Il Centro Nazionale di Meteorologia e Climatologia Aeronautica (CNMCA) dell’Aeronautica Militare comunica le previsioni meteo per il 14 e 15 giugno, segnalando l’arrivo di una nuova perturbazione, che determinerà forte maltempo con rischio di locali nubifragi e grandinate.
Le previsioni meteo fino alla mezzanotte di oggi, 14 giugno 2023
Al Nord, cielo generalmente molto nuvoloso, con isolati rovesci e locali temporali su aree alpine e prealpine, appenniniche e Liguria, con locali sconfinamenti anche sulle pianure piemontesi e lombarde e sulla fascia pedemontana emiliano-romagnola, con fenomeni che localmente persisteranno in serata, specie sul Triveneto.
Al Centro e Sardegna, cielo da irregolarmente a molto nuvoloso, con rovesci sparsi anche temporaleschi, localmente intensi, in particolare nel pomeriggio su regioni tirreniche, Umbria e restante settore appenninico, in parziale attenuazione serale e con persistenze fino a termine giornata su Est Sardegna, Lazio meridionale e soprattutto Marche e Abruzzo.
Al Sud e Sicilia, nuvolosità irregolare in ulteriore rapido aumento mattutino da ovest, con rovesci sparsi e isolati temporali inizialmente su Campania e Sicilia ma in rapida estensione a tutte le restanti regioni nella seconda parte della giornata, con possibilità di locali fenomeni intensi in particolare dal pomeriggio su Molise e centro-nord Puglia e in serata sulle aree tirreniche.

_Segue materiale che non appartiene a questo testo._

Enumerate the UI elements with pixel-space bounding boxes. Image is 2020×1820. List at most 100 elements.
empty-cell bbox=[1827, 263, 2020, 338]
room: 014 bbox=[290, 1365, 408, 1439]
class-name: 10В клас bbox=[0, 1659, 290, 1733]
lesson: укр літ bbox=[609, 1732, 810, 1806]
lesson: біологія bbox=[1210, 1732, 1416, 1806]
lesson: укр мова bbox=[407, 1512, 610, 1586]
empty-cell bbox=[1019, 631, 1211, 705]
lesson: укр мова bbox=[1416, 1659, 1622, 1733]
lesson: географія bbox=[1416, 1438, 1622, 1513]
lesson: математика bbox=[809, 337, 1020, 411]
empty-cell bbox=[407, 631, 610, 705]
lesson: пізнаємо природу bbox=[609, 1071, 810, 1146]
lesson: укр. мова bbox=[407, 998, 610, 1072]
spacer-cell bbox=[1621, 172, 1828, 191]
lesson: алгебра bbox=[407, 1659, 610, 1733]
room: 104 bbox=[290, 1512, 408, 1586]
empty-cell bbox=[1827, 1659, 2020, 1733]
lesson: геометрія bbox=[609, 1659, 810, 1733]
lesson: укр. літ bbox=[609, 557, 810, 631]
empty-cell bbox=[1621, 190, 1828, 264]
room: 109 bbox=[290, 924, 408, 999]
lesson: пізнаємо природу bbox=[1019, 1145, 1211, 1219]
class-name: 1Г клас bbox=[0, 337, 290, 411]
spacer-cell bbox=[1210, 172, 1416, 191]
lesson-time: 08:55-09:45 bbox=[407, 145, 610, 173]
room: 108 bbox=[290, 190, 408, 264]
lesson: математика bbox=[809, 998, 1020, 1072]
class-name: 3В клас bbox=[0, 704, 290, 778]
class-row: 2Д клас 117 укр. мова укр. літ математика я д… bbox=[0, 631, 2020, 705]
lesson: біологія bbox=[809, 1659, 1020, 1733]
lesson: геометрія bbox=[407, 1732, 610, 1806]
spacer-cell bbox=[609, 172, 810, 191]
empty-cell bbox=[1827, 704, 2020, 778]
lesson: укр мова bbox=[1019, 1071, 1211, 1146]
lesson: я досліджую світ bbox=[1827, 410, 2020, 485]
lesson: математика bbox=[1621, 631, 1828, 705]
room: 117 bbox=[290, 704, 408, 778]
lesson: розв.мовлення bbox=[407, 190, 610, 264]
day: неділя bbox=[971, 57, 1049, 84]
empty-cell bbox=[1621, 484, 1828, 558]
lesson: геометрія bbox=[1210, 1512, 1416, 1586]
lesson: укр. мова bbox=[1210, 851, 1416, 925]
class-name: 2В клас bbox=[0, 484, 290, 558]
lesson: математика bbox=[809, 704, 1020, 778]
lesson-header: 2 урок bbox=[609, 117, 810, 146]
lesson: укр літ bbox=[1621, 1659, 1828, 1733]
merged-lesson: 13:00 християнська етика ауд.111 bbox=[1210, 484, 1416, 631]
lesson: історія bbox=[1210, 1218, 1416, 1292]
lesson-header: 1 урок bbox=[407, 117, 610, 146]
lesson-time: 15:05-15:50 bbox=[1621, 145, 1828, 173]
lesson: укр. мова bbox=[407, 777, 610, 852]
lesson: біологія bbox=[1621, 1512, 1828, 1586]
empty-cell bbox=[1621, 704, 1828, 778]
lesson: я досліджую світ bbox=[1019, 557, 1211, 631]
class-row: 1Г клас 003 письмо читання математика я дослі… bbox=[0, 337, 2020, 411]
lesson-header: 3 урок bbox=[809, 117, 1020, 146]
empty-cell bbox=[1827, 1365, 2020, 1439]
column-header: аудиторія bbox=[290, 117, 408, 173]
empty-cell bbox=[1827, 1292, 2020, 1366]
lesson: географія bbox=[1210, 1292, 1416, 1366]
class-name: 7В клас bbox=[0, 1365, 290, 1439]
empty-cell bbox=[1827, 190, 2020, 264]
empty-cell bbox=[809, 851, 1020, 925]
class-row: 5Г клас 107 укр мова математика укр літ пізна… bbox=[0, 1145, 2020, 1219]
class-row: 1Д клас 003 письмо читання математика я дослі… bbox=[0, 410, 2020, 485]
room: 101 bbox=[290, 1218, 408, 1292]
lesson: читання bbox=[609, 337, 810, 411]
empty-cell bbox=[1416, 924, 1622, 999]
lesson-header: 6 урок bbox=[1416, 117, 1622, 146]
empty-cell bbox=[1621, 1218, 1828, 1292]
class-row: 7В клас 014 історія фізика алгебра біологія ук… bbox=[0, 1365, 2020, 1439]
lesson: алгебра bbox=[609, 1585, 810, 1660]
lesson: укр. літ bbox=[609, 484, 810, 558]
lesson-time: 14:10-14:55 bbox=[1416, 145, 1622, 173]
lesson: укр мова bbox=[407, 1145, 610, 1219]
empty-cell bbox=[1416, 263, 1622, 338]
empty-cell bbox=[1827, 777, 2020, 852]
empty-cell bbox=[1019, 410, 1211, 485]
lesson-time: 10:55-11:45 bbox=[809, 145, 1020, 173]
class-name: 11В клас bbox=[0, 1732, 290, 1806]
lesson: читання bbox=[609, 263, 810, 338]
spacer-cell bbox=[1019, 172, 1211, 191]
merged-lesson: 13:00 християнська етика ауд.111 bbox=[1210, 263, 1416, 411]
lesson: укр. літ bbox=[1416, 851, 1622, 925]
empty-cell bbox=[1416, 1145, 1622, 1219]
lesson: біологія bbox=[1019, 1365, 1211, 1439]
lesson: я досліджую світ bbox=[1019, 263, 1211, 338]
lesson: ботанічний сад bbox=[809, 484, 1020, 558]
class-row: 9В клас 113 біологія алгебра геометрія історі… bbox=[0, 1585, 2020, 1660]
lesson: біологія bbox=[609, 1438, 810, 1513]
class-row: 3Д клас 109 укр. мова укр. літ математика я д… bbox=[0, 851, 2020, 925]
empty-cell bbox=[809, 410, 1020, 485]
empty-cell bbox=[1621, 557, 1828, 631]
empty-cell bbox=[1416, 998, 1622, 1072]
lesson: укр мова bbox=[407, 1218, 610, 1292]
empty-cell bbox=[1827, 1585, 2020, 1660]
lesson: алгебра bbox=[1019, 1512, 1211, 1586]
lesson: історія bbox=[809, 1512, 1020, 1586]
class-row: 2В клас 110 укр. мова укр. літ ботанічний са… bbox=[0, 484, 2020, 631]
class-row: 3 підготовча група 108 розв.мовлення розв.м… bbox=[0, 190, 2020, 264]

Temperature minime in aumento su Umbria e Sicilia e, in misura minore, su Romagna e regioni centro-meridionali adriatiche, in lieve calo su Piemonte e Liguria, stazionarie altrove; massime in calo su isole maggiori, Toscana, Umbria e Marche, in lieve aumento su Calabria, Lazio, Piemonte, Liguria e Lombardia, senza variazioni sulle restanti zone.

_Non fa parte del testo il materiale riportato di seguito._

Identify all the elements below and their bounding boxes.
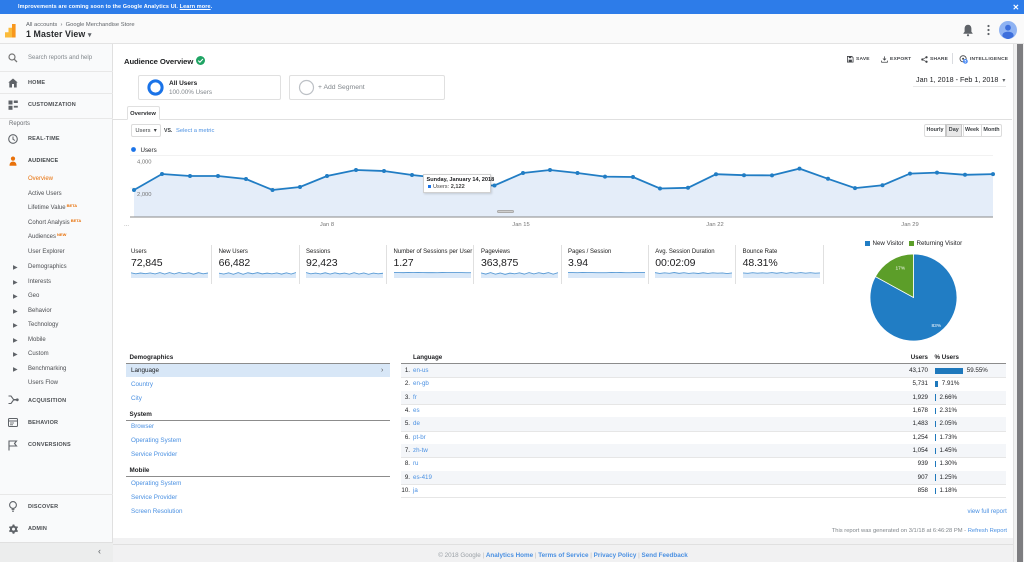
svg-text:...: ...	[124, 222, 129, 228]
svg-text:5: 5	[964, 59, 966, 63]
svg-text:4,000: 4,000	[137, 160, 152, 166]
svg-text:Jan 8: Jan 8	[320, 222, 334, 228]
svg-text:83%: 83%	[931, 323, 941, 329]
svg-text:Jan 22: Jan 22	[706, 222, 723, 228]
svg-text:Jan 29: Jan 29	[901, 222, 918, 228]
svg-text:2,000: 2,000	[137, 192, 152, 198]
svg-text:Jan 15: Jan 15	[512, 222, 529, 228]
svg-text:Users: Users	[141, 147, 157, 154]
svg-text:17%: 17%	[895, 266, 905, 272]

Venti deboli orientali con locali rinforzi sulla Sicilia e in rotazione dai quadranti settentrionali; deboli meridionali con locali rinforzi su Sardegna e Centro-Sud peninsulare, in lenta rotazione da Nord su Sardegna, Toscana, Umbria e Marche; deboli orientali o settentrionali al Nord, con rinforzi da Nord sulla Liguria e da Est sulle coste adriatiche.
Per quanto riguarda i mari, saranno mossi Mare e Canale di Sardegna, Stretto di Sicilia e Tirreno sud-occidentale; poco mossi i restanti mari con moto ondoso in aumento su Ionio, restante Tirreno centro-meridionale e basso Adriatico.

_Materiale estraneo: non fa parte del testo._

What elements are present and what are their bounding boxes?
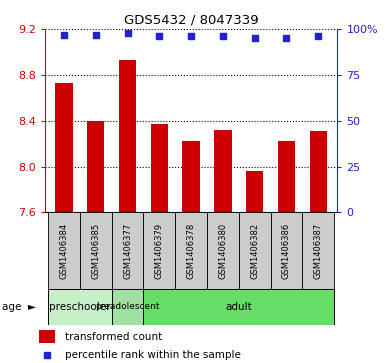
Text: GSM1406379: GSM1406379 [155, 223, 164, 278]
Text: GSM1406386: GSM1406386 [282, 223, 291, 278]
Bar [271, 212, 302, 289]
Text: GSM1406387: GSM1406387 [314, 223, 323, 278]
Point [188, 33, 194, 39]
Bar [214, 130, 232, 212]
Bar [119, 60, 136, 212]
Text: age  ►: age ► [2, 302, 36, 312]
Text: GSM1406378: GSM1406378 [186, 223, 196, 278]
Bar [207, 212, 239, 289]
Text: preschooler: preschooler [49, 302, 111, 312]
Text: GSM1406377: GSM1406377 [123, 223, 132, 278]
Point [44, 352, 50, 358]
Bar [112, 212, 144, 289]
Text: GSM1406385: GSM1406385 [91, 223, 100, 278]
Bar [302, 212, 334, 289]
Bar [310, 131, 327, 212]
Bar [87, 121, 105, 212]
Bar [144, 212, 175, 289]
Bar [48, 289, 112, 325]
Point [124, 30, 131, 36]
Bar [278, 141, 295, 212]
Bar [183, 141, 200, 212]
Point [284, 35, 290, 41]
Bar [175, 212, 207, 289]
Text: percentile rank within the sample: percentile rank within the sample [65, 350, 241, 360]
Point [220, 33, 226, 39]
Point [156, 33, 162, 39]
Bar [80, 212, 112, 289]
Bar [144, 289, 334, 325]
Bar [246, 171, 263, 212]
Point [252, 35, 258, 41]
Text: GSM1406380: GSM1406380 [218, 223, 227, 278]
Bar [39, 330, 55, 343]
Point [315, 33, 321, 39]
Bar [112, 289, 144, 325]
Bar [151, 124, 168, 212]
Bar [55, 83, 73, 212]
Text: adult: adult [225, 302, 252, 312]
Text: preadolescent: preadolescent [95, 302, 160, 311]
Point [61, 32, 67, 37]
Text: GSM1406382: GSM1406382 [250, 223, 259, 278]
Title: GDS5432 / 8047339: GDS5432 / 8047339 [124, 13, 259, 26]
Bar [239, 212, 271, 289]
Text: transformed count: transformed count [65, 331, 162, 342]
Text: GSM1406384: GSM1406384 [59, 223, 68, 278]
Bar [48, 212, 80, 289]
Point [92, 32, 99, 37]
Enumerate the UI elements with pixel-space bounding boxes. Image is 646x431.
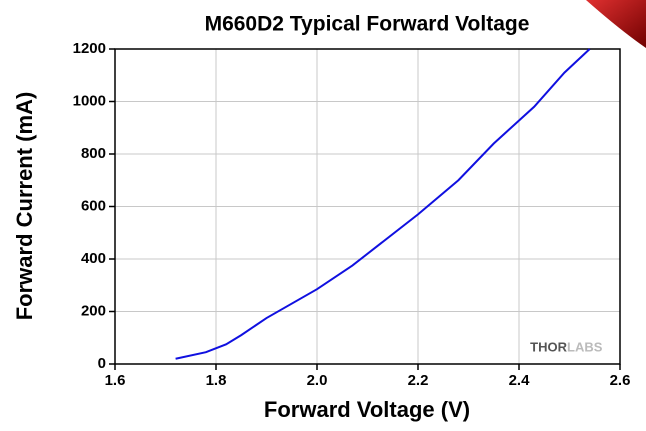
- y-tick-label: 600: [81, 197, 106, 214]
- y-tick-label: 1200: [73, 40, 106, 57]
- x-tick-label: 2.4: [509, 372, 531, 389]
- x-axis-title: Forward Voltage (V): [264, 397, 470, 422]
- chart-title: M660D2 Typical Forward Voltage: [205, 13, 530, 36]
- y-tick-label: 200: [81, 302, 106, 319]
- corner-decoration: [586, 0, 646, 48]
- x-tick-label: 1.8: [206, 372, 227, 389]
- data-line: [176, 49, 590, 359]
- x-tick-label: 2.6: [610, 372, 631, 389]
- chart: M660D2 Typical Forward Voltage Forward V…: [0, 0, 646, 431]
- x-tick-label: 2.2: [408, 372, 429, 389]
- x-tick-label: 2.0: [307, 372, 328, 389]
- watermark-thor: THOR: [530, 339, 567, 354]
- y-tick-label: 1000: [73, 92, 106, 109]
- y-tick-label: 400: [81, 250, 106, 267]
- y-axis-title: Forward Current (mA): [12, 92, 37, 321]
- x-tick-label: 1.6: [105, 372, 126, 389]
- y-tick-label: 0: [98, 355, 106, 372]
- y-tick-label: 800: [81, 145, 106, 162]
- watermark-labs: LABS: [567, 339, 603, 354]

Il bollettino per domani 15 giugno 2023
Al Nord, locali piogge o rovesci nella notte su Piemonte, fascia alpina centro-orientale e Romagna mentre da metà giornata e fino la prima sera le nubi più consistenti interesseranno la fascia alpina e prealpina e l’appennino emiliano-romagnolo dove si potranno avere isolati rovesci o brevi temporali; prevalente soleggiamento sul resto del nord.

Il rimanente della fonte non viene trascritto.